Шаламов не первый и не последний, кто упрекал русскую классику в наивности ее гуманизма, за ее нравственный пафос или социальное недовольство.
Не думаю, что русская литература прошлого века так уж нуждается в защите. Сказать, что она только учила, «ничего не понимая», а не предчувствовала и не предрекала грядущие катастрофы, что она не стремилась понять, — значит представить проблему слишком односторонне, упростить и обеднить ее.
Впрочем, у самого Шаламова имеются и другие высказывания по этому поводу, свидетельствующие, что его отношение к русской классике не было столь уж однозначным. Не он ли выделял, к примеру, Достоевского с его пророчествами и предвидениями, выразившимися в тех же «Записках из подполья», «Бесах», «Сне смешного человека» и других произведениях?

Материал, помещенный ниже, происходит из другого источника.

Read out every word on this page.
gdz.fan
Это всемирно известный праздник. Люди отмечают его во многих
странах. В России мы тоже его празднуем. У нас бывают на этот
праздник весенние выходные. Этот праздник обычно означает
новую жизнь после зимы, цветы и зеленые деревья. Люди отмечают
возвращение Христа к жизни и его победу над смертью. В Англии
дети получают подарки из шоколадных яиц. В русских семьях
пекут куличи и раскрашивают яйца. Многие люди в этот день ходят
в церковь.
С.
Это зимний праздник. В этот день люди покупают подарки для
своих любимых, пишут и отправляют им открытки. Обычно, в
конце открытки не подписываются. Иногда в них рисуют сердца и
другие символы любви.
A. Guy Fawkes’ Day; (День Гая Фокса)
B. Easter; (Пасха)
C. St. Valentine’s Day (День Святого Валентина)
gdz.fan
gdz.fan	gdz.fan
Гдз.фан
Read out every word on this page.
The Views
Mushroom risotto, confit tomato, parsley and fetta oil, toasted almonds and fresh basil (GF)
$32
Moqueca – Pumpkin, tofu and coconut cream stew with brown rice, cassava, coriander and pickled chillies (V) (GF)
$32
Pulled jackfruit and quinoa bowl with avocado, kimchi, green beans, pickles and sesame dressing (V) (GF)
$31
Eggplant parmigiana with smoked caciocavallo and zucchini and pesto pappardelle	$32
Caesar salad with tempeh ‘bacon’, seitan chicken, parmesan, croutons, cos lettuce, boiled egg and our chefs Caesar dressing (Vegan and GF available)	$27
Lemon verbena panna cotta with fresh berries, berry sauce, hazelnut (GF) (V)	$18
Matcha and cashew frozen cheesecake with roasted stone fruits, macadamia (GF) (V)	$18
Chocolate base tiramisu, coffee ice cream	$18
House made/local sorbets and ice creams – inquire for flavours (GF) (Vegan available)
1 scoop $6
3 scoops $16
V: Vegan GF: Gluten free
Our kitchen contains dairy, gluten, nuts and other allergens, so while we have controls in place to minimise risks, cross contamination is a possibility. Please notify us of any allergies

У русской классики была своя правда, основанная на духовном опыте ее творцов, от ее лица она и выступала, помогая человеку верить в свое высокое предназначение, в реальность победы добра над злом.
Голос Шаламова должен был прозвучать — как голос новой реальности, свидетельствовавший о крахе гуманистических идей прошлого столетия, изнутри нее, чтобы потом сверять ту правду с этой, новой, чтобы жить лицом к лицу с ней, постоянно помня о той близкой и часто не очень заметной грани, за которой распад и бездна. За которой утрата истинно человеческого.